On the racetrack, the Acura NSX howls like an Indy-500 racer. But on the street, in its Quiet mode, it purrs like a Honda kitten.
In 2012, Acura announced it would bring back its high-tech sports car, and this time, it would be a supercar with a hybrid gasoline-electric power unit.
While pricing starts at $157,800 (including the $1,800 freight charge from Ohio), the price with all factory options is just about $203,400 (with metallic paint).
For that, the buyer gets an all-wheel drive, two-seat exotic powered by a turbocharged, 3.5-liter V-6 integrated engine with three electric motors, a small battery, and a nine-speed, dual-clutch automatic transmission. Most of those elements are American made, engineered, designed and tested. The NSX is an aluminum-intensive car, with a lot of carbon fiber and some sheet-molding compound (a kind of fiberglass-reinforced plastic) on some of the shapely body panels.
With 573 total horsepower — between the engine and motors — and 476 foot-pounds of torque, the power pours forth from launch to 6,000 rpm. The car redlines at 7,500 rpm. The V-6 powers the rear wheels, while the two front motors add boost and yaw (spin) control. The third motor (between the engine and transmission) is for “torque fill” — to add instant power on takeoff as the twin-scroll turbos catch a breath and begin to wail. The unofficial zero-to-60 acceleration takes less than 3 seconds, an engineer told me.
The gasoline-electric integration is so slick that I could not sense the car was hybrid or part-electric. Driving just on the battery is only possible for a short distance, such as sneaking out of the garage or stealthily returning home.
While I couldn’t touch the 138 mph that Rahal clocked in my hot lap, I did hit 134 and 135 mph a couple of times on the back straight of the 1.8-mile West Palm track at The Thermal Club in Coachella Valley.
There was no turbo lag, hesitation or odd pedal feel to the regenerative braking, and the automatic stop-start at idle was almost a curious extra in Quiet mode.
I drove an advanced-tech sports car, and it made me a better driver. While behind the wheel, I once glanced at the speedometer and then at the braking cones just before a sharp left-hand turn, when I heard the engineer-coach in the passenger seat yell, “Brake, brake, brake — hard.” I was grateful for those 15-inch vented carbon fiber brake rotors ($9,900). What is not noticeable is the car’s 3,800-pound curb weight. That’s hefty considering the large Jaguar XF sedan weighs 3,700 pounds.
The nine-speed transmission is among the most cooperative I’ve tested. There is no hesitation when clicking off a downshift, which is quicker than lightning.

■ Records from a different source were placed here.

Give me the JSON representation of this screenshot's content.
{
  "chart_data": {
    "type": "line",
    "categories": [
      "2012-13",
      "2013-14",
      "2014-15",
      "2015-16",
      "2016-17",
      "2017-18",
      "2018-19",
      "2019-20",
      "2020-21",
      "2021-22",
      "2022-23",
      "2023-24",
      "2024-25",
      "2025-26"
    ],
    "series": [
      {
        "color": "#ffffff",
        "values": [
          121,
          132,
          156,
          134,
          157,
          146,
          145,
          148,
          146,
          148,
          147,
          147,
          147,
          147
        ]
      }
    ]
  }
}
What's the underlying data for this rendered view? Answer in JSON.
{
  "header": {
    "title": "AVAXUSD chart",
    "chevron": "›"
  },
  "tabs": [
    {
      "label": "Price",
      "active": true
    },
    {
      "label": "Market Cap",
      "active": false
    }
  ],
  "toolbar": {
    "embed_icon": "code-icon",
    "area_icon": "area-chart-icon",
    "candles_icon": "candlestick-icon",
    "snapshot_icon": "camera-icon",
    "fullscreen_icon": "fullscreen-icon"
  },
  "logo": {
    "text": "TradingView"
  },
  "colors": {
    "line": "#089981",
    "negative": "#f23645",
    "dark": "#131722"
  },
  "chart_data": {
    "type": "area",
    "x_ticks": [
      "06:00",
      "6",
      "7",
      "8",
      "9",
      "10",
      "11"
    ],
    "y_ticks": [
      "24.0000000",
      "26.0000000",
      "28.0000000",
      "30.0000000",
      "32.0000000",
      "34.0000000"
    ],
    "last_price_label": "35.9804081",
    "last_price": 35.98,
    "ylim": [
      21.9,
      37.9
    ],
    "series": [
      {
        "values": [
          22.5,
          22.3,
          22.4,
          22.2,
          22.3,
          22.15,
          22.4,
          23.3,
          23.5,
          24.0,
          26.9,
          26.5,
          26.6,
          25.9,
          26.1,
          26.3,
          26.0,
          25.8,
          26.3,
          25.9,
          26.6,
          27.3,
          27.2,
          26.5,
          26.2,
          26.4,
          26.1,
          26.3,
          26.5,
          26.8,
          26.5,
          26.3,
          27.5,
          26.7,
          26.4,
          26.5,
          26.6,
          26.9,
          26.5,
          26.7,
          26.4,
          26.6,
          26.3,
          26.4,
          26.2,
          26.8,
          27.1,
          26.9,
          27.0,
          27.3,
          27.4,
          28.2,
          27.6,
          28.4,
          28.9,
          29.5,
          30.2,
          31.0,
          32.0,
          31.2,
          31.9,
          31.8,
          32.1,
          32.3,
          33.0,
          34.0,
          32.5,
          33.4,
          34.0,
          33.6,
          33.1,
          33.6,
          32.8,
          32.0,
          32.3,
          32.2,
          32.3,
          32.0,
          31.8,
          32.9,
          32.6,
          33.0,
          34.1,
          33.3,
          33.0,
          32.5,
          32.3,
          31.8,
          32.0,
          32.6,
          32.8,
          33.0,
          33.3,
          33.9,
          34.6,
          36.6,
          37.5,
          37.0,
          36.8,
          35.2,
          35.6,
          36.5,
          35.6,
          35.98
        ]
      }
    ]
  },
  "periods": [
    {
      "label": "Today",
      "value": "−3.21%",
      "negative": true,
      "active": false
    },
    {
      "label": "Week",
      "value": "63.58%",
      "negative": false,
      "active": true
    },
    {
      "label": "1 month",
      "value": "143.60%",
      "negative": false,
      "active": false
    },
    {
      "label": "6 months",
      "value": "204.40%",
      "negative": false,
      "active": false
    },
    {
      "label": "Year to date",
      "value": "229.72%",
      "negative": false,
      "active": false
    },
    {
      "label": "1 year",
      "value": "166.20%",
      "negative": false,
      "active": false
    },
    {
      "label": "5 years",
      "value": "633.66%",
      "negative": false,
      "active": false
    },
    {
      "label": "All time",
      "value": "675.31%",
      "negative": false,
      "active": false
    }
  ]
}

As power-rich as this car is, performance was not the team’s only mission. The goal was to build a beautiful beast that can be driven every day.
The powertrain has Quiet, Sport, Sport-Plus and Track modes. Quiet is the neighborly, responsible mode that uses more electric power and keeps the quad exhaust pipes toned down. The electronic stability aids can be deactivated, though I drove with those controls on.
The interior was designed for daily-driving comfort. There are good sightlines over the hood, the doors open very wide, and there is plenty of elbowroom and headroom, even for robust 6-foot-5 occupants.
Trunk space behind the middle-engine layout is just 4.4 cubic feet, but it was configured to hold two modest-sized golf bags. There is adequate room for a couple of small bags.
I picked up on three key elements in the first 50 feet of driving: the steering, the suspension and the Indy-car blare of the exhaust. Some of that glorious sound is piped back into the well-soundproofed cabin to help the driver to listen to the rpm’s for shift points.
The steering felt perfect for its light weight, and it clearly communicated what each front tire was doing. Hours and hours went into designing the steering wheel, which has a flat arc at the top and a flat bottom. The grip points, wheel girth and surface smoothness are all driver-engagement points. And the flat top helps sightlines because there is no seat-height adjustment, although the wheel tilts and telescopes.
But there are a couple of areas to consider:
• The skimpy visors are almost useless, and they don’t have mirrors. But that’s because a fuller, more functional visor proved severely dangerous during computerized crash testing.
• The detachable cup holders are wonky and positioned on the right of the center console.
• There is little interior storage space.
• The fuel economy seems light at 20 mpg city, 22 highway and 21 combined on the required premium fuel. But does anyone care?
• After a four-year gestation, the wait will have been worth it for those considering this beautiful $200,000 beast.